The number of big Auckland Council salaries has been rising and new Mayor Wayne Brown is looking to change that.

The annual staff costs in the 2021/2022 financial year sat at just over $1 billion for council and its owned or controlled organisations, hitting the 10-digit figure for the first time since amalgamation in 2010.

The latest annual report also revealed that 257 staff across council organisations earned over $200,000. In the previous year, that figure sat at 222 and since 2015 it has risen by 60 percent from 155. 

The number of staff earning over $300,000 is 56, one up from the previous year. 

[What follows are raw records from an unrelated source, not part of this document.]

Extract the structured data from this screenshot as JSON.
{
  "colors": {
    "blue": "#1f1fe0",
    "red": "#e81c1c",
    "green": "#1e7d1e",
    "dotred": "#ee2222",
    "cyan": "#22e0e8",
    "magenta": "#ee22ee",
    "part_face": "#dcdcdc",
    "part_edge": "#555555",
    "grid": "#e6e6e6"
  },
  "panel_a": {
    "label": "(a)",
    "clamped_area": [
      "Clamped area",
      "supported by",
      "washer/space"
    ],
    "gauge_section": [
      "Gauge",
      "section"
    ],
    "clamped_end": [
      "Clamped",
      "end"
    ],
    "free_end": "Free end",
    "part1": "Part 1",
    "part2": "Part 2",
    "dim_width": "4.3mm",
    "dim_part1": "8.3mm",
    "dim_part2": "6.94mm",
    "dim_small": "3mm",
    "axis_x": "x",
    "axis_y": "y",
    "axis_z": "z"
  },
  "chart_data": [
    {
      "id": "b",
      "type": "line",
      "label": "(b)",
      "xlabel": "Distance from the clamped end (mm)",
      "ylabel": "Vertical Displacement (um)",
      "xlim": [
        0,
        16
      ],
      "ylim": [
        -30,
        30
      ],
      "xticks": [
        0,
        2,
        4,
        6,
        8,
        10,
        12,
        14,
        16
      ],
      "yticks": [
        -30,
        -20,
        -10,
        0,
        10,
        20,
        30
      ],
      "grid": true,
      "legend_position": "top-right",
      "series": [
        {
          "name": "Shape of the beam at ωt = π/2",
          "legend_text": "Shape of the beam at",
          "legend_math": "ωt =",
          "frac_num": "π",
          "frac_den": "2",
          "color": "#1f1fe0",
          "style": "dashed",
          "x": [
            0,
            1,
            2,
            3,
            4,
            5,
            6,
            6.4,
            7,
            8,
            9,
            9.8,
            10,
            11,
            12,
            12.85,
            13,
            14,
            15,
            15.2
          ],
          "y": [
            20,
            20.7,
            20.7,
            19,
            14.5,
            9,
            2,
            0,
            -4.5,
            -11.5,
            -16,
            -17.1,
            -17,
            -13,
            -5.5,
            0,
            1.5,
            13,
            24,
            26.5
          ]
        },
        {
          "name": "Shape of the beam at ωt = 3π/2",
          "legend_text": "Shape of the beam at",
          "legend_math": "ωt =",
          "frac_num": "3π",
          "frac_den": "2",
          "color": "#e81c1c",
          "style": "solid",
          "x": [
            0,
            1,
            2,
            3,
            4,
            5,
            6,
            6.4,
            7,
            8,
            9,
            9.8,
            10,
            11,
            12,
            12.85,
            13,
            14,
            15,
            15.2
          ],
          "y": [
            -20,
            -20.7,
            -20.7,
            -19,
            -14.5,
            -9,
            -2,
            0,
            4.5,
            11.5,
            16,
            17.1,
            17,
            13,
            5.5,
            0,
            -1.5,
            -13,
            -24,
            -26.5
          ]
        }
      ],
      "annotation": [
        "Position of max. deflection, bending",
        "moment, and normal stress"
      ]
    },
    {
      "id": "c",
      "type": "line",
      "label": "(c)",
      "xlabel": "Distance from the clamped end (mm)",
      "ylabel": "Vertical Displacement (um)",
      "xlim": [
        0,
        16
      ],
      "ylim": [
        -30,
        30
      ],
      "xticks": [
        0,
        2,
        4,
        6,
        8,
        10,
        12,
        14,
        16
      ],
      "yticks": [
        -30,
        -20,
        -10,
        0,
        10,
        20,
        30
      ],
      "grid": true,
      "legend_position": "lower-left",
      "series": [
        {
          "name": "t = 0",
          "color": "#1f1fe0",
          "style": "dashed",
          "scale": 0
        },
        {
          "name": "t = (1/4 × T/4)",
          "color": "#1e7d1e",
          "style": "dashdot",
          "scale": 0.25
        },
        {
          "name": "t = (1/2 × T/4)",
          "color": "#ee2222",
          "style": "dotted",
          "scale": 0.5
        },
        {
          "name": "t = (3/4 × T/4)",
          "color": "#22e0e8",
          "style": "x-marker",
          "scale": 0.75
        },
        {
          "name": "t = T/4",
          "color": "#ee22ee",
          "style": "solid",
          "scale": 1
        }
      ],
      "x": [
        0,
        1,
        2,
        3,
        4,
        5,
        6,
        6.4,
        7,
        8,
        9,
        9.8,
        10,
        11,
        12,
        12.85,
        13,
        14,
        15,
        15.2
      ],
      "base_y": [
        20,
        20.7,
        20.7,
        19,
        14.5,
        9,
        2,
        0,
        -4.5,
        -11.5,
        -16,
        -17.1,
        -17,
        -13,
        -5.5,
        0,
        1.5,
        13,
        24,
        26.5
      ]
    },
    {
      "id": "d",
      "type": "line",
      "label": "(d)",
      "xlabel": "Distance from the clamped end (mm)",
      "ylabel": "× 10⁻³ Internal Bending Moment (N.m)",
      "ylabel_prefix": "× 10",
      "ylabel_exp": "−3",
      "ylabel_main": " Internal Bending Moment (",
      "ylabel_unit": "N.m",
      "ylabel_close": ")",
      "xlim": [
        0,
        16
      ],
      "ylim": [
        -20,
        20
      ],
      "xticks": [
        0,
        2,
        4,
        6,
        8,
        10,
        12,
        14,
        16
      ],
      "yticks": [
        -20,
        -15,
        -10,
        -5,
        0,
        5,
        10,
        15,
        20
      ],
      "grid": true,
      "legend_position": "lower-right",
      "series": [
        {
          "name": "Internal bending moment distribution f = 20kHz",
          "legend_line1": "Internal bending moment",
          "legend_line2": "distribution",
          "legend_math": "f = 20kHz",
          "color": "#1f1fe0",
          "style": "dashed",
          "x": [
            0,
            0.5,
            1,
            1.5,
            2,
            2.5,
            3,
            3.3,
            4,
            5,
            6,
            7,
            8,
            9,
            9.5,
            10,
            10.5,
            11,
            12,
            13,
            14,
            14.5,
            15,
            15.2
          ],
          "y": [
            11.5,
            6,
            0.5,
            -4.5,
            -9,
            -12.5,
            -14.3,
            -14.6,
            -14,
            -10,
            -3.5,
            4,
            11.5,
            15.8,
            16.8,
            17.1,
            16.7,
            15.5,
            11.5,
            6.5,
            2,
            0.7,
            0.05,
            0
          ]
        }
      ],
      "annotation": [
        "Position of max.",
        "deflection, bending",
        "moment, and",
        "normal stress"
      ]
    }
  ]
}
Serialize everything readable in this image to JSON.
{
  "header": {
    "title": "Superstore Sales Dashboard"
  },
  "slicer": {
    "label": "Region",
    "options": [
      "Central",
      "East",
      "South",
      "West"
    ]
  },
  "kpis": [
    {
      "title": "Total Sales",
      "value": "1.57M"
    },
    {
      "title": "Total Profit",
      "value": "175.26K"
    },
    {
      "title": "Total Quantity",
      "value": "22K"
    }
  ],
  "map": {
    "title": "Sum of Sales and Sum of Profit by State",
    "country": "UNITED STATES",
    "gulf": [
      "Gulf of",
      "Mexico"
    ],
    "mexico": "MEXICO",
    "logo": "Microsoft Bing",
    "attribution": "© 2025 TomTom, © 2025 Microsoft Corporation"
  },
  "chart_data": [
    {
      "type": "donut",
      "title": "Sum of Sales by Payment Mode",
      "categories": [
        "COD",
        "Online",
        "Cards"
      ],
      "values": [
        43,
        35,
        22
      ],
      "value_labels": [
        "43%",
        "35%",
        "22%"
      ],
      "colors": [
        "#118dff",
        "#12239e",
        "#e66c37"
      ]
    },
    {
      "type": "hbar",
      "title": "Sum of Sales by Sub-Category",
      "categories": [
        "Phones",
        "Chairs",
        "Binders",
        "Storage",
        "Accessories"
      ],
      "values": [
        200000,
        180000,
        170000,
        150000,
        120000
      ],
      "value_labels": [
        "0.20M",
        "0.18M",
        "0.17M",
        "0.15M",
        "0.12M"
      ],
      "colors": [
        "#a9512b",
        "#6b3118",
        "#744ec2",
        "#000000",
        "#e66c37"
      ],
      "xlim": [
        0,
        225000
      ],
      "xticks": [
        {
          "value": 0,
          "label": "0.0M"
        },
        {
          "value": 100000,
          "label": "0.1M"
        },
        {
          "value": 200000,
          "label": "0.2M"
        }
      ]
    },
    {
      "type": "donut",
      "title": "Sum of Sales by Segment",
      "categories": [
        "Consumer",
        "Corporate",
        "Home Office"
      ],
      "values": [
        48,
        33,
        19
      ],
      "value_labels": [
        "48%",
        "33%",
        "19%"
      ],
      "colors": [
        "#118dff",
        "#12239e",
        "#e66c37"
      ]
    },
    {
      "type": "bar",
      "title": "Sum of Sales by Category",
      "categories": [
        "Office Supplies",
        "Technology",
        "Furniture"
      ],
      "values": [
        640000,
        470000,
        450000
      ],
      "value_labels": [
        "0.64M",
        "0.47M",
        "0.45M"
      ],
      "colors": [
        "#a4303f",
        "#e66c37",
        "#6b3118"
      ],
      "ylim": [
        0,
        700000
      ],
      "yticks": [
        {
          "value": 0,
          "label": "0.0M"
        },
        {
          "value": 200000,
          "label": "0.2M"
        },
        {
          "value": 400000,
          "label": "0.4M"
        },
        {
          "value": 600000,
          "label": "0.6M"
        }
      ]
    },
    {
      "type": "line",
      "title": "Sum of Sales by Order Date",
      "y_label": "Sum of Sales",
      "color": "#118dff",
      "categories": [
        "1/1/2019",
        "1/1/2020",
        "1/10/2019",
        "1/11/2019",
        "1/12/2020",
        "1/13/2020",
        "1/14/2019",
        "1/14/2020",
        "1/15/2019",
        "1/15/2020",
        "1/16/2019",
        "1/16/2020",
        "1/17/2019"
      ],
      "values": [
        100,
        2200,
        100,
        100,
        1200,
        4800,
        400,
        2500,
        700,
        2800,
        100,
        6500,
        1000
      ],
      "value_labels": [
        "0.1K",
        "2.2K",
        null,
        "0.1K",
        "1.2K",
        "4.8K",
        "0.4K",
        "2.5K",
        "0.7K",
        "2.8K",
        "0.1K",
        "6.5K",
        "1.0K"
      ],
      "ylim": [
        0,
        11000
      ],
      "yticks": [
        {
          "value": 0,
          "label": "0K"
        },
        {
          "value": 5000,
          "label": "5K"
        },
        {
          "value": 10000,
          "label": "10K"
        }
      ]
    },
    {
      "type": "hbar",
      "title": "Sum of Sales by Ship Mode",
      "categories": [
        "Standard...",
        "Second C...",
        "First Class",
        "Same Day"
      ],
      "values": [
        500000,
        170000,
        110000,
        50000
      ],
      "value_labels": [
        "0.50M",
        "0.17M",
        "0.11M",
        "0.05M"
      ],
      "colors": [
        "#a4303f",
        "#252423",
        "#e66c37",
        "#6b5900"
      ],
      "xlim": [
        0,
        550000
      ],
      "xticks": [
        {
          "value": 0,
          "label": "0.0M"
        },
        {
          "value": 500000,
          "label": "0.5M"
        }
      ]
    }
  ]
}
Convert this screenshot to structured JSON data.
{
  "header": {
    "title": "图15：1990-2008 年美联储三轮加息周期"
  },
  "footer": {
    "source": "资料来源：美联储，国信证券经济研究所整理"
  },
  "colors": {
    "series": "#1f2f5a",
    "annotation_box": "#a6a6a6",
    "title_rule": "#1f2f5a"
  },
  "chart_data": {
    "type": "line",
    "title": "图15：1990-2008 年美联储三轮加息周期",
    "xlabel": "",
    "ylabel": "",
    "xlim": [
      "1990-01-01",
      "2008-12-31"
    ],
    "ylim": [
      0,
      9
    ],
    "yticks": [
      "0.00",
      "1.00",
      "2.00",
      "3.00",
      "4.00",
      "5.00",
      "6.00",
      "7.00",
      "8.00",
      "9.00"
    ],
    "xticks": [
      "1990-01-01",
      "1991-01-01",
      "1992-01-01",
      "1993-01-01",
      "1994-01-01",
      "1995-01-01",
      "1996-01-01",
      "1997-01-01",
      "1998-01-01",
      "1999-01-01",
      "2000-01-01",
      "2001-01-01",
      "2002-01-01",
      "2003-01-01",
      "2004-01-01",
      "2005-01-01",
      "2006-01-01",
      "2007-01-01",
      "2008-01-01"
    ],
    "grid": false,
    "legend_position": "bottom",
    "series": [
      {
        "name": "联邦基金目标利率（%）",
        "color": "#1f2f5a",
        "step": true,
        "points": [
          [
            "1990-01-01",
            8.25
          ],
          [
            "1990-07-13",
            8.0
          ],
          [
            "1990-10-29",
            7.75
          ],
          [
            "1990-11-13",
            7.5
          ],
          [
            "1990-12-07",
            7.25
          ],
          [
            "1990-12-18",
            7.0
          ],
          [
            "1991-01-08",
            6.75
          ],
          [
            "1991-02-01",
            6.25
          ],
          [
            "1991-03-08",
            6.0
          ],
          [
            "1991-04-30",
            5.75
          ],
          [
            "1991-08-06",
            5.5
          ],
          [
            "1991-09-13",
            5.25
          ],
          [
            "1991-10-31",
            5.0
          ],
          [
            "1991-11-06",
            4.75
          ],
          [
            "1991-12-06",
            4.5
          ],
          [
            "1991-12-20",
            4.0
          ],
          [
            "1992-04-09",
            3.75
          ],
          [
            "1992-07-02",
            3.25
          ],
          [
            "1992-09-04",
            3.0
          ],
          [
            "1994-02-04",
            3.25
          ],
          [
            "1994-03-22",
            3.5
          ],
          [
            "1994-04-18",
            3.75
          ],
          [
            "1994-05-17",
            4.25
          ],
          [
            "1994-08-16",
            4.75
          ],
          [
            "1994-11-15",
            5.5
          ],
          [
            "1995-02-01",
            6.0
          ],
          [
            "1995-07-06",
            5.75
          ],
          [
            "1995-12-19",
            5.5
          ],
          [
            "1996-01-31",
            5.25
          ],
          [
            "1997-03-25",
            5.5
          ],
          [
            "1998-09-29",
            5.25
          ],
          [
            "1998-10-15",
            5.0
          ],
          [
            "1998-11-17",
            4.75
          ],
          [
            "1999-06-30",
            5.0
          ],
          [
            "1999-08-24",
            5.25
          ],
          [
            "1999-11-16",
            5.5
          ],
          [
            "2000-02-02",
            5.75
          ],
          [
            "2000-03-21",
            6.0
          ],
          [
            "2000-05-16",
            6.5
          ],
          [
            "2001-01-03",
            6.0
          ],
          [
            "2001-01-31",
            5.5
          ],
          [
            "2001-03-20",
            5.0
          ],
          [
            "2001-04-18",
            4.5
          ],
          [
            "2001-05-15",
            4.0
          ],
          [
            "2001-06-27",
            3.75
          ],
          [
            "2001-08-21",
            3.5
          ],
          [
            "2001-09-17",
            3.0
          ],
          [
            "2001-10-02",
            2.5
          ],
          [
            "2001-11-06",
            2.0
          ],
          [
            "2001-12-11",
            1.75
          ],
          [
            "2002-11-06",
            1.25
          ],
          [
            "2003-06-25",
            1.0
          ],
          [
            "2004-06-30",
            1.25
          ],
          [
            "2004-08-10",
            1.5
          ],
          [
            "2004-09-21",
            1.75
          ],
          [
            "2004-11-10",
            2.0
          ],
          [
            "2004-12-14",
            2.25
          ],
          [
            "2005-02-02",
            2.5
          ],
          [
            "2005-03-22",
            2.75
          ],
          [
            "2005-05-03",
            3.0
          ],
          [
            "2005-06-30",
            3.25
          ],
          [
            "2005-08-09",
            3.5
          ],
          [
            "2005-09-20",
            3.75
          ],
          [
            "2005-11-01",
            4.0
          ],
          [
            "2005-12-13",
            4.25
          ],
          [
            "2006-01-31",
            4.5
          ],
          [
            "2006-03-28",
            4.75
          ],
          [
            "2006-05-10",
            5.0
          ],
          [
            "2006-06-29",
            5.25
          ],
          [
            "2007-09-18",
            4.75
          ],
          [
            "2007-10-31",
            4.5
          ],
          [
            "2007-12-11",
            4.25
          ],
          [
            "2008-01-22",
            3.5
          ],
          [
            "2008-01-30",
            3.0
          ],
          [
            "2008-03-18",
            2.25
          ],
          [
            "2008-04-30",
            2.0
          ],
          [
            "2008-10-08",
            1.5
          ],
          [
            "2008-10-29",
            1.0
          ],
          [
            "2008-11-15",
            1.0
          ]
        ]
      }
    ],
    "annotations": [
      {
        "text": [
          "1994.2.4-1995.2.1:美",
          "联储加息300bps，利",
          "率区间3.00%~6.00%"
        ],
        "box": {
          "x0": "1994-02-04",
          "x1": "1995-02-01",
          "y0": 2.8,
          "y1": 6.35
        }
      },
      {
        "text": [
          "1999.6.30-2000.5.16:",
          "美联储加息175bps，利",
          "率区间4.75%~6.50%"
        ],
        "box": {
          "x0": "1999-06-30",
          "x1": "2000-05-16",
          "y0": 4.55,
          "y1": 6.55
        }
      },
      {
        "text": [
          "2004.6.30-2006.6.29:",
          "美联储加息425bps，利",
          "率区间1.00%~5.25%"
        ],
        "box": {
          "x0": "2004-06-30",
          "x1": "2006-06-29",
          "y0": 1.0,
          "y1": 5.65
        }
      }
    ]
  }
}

In several public statements, Mayor Brown put a target on the backs of middle managers, looking to cut the salary pool of $300,000 by 30 percent which would see more than $5 million cut from salary expenditure.

However, to advocate for this would require Auckland Council to pass a resolution.

Brown’s sway over council staff is also limited by the fact that only one employee is directly under the Mayor and the Governing Body’s control – that is chief executive Jim Stabback. 

Stabback receives quarterly performance reviews from the Governing Body and in the last term it was repeatedly noted that he is councillors’ only direct employee.

The rest of council’s staff are managed by Stabback himself.

Another tack Brown could take would be to adjust the performance measures in Stabback’s quarterly review – provided the Mayor has a majority of councillors’ support for a change. 

One of Stabback’s current performance measures is a target of between 6385-6485 full time employees, which earlier this year councillors discussed changing.

Even if Council adjust those performance measures, any salary adjustments would be in the hands of the chief executive himself.

During one of Stabback’s performance reviews last April, former mayor Phil Goff challenged the idea that council staff were overpaid.

“Whenever anyone tells me that we have got a bloated and overpaid bureaucracy I say, well if it is so bloated and overpaid why is it that we have the attrition rate of our skilled people going to other organisations?” Goff said.

Chief financial officer, Peter Gudsell, says the increase in employees earning more than $200,000 is because of a tight labour market.

“The high demand for a limited number of skilled workers drove salaries
upwards,” he says. 

Council reports that it benchmarks salary levels for employees against the public sector and market rates, with 15 salary bands for similar positions.

Stabback was approached for comment but did not respond by the time of publication.